Microsoft filed a brief in court yesterday strongly opposing the government’s attempts to send the antitrust case directly to the US Supreme Court.
If approved, the government’s fast-track procedure would bypass the US Court of Appeals, which has been a friendly forum for Microsoft in the past.
The appeals court has already accepted the case. Microsoft’s brief claimed "the Supreme Court may well not accept jurisdiction", and sending that the case to the Supreme Court may only delay and complicate the appeals proceedings.
Break-up opposition On June 7, Jackson ruled that Microsoft should be broken in two and accept various business restrictions to counter what he found to be its anti-competitive business practices. Microsoft opposes the break-up order, and the current battle is over the appeals process.

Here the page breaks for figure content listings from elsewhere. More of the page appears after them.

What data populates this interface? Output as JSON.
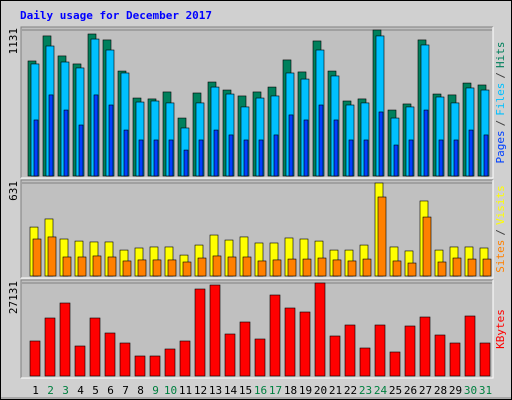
{
  "title": "Daily usage for December 2017",
  "separator": "/",
  "categories": [
    "1",
    "2",
    "3",
    "4",
    "5",
    "6",
    "7",
    "8",
    "9",
    "10",
    "11",
    "12",
    "13",
    "14",
    "15",
    "16",
    "17",
    "18",
    "19",
    "20",
    "21",
    "22",
    "23",
    "24",
    "25",
    "26",
    "27",
    "28",
    "29",
    "30",
    "31"
  ],
  "category_colors": [
    "#000000",
    "#008040",
    "#008040",
    "#000000",
    "#000000",
    "#000000",
    "#000000",
    "#000000",
    "#008040",
    "#008040",
    "#000000",
    "#000000",
    "#000000",
    "#000000",
    "#000000",
    "#008040",
    "#008040",
    "#000000",
    "#000000",
    "#000000",
    "#000000",
    "#000000",
    "#008040",
    "#008040",
    "#000000",
    "#000000",
    "#000000",
    "#000000",
    "#000000",
    "#008040",
    "#008040"
  ],
  "chart_data": [
    {
      "type": "bar",
      "ylim": [
        0,
        1131
      ],
      "yticks": [
        1131
      ],
      "grid": true,
      "series": [
        {
          "name": "Hits",
          "color": "#00805c",
          "values": [
            891,
            1085,
            930,
            868,
            1100,
            1054,
            813,
            604,
            597,
            651,
            449,
            643,
            728,
            666,
            620,
            651,
            689,
            899,
            806,
            1046,
            813,
            581,
            597,
            1131,
            511,
            558,
            1054,
            635,
            628,
            720,
            705
          ]
        },
        {
          "name": "Files",
          "color": "#00c0ff",
          "values": [
            868,
            1007,
            883,
            837,
            1061,
            976,
            798,
            573,
            581,
            566,
            372,
            566,
            689,
            635,
            535,
            604,
            620,
            798,
            751,
            976,
            775,
            550,
            566,
            1085,
            449,
            535,
            1015,
            612,
            566,
            682,
            666
          ]
        },
        {
          "name": "Pages",
          "color": "#0040ff",
          "values": [
            434,
            628,
            511,
            395,
            628,
            550,
            356,
            279,
            279,
            279,
            201,
            279,
            356,
            318,
            279,
            279,
            318,
            473,
            434,
            550,
            434,
            279,
            279,
            496,
            240,
            279,
            511,
            279,
            279,
            356,
            318
          ]
        }
      ]
    },
    {
      "type": "bar",
      "ylim": [
        0,
        631
      ],
      "yticks": [
        631
      ],
      "grid": true,
      "series": [
        {
          "name": "Visits",
          "color": "#ffff00",
          "values": [
            332,
            387,
            251,
            237,
            231,
            231,
            176,
            190,
            197,
            197,
            142,
            210,
            278,
            244,
            265,
            224,
            224,
            258,
            251,
            237,
            176,
            176,
            210,
            631,
            197,
            170,
            509,
            176,
            197,
            197,
            190
          ]
        },
        {
          "name": "Sites",
          "color": "#ff8000",
          "values": [
            251,
            265,
            129,
            129,
            136,
            129,
            102,
            109,
            109,
            109,
            95,
            122,
            136,
            129,
            129,
            102,
            109,
            115,
            115,
            122,
            109,
            102,
            115,
            536,
            102,
            88,
            400,
            95,
            122,
            115,
            115
          ]
        }
      ]
    },
    {
      "type": "bar",
      "ylim": [
        0,
        27131
      ],
      "yticks": [
        27131
      ],
      "grid": true,
      "series": [
        {
          "name": "KBytes",
          "color": "#ff0000",
          "values": [
            10210,
            16919,
            21294,
            8751,
            16919,
            12543,
            9626,
            5834,
            5834,
            7876,
            10210,
            25378,
            26545,
            12251,
            15752,
            10793,
            23628,
            19836,
            18669,
            27131,
            11668,
            14877,
            8168,
            14877,
            7001,
            14585,
            17210,
            11960,
            9626,
            17502,
            9626
          ]
        }
      ]
    }
  ]
}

Earlier today, the Court of Appeals issued an order that sets a briefing schedule to consider the issue of whether the business-conduct restrictions imposed by Jackson, against Microsoft, should take effect September 5 as he ordered, or be blocked during the appeals process.
The appeals court agreed to accept Microsoft's June 13 filing, which asked for a delay or "stay" of the conduct remedies, and rejected the Department of Justice's effort to toss out the company's request. The DOJ had described Microsoft's 39-page filing as "premature" and urged the appeals court to step aside while the government tries to move the case directly to the Supreme Court.
Complex issues If Jackson does send the case directly to the Supreme Court, the appeals court agreed to step aside. Some legal observers predict the Supreme Court justices will send the case back to the appeals court so it can sift through the complex issues first.
The appeals court has already agreed to hear the case with seven judges, instead of the usual three, because of its importance. Arlen Langvardt, a professor of business law at Indiana University, said: "The Supreme Court might be a little less inclined to agree to take the case if it thinks that seven judges from the Court of Appeals would be hearing it."
Bill Neukom, Microsoft's executive vice president for law and corporate affairs, maintains that the appeals court is the next logical step for the case. He said: "In the past 26 years, only two cases have bypassed the appeals court and gone directly to the US Supreme Court, both of those cases involved very narrow issues of law, and the parties were united in seeking immediate US Supreme Court review."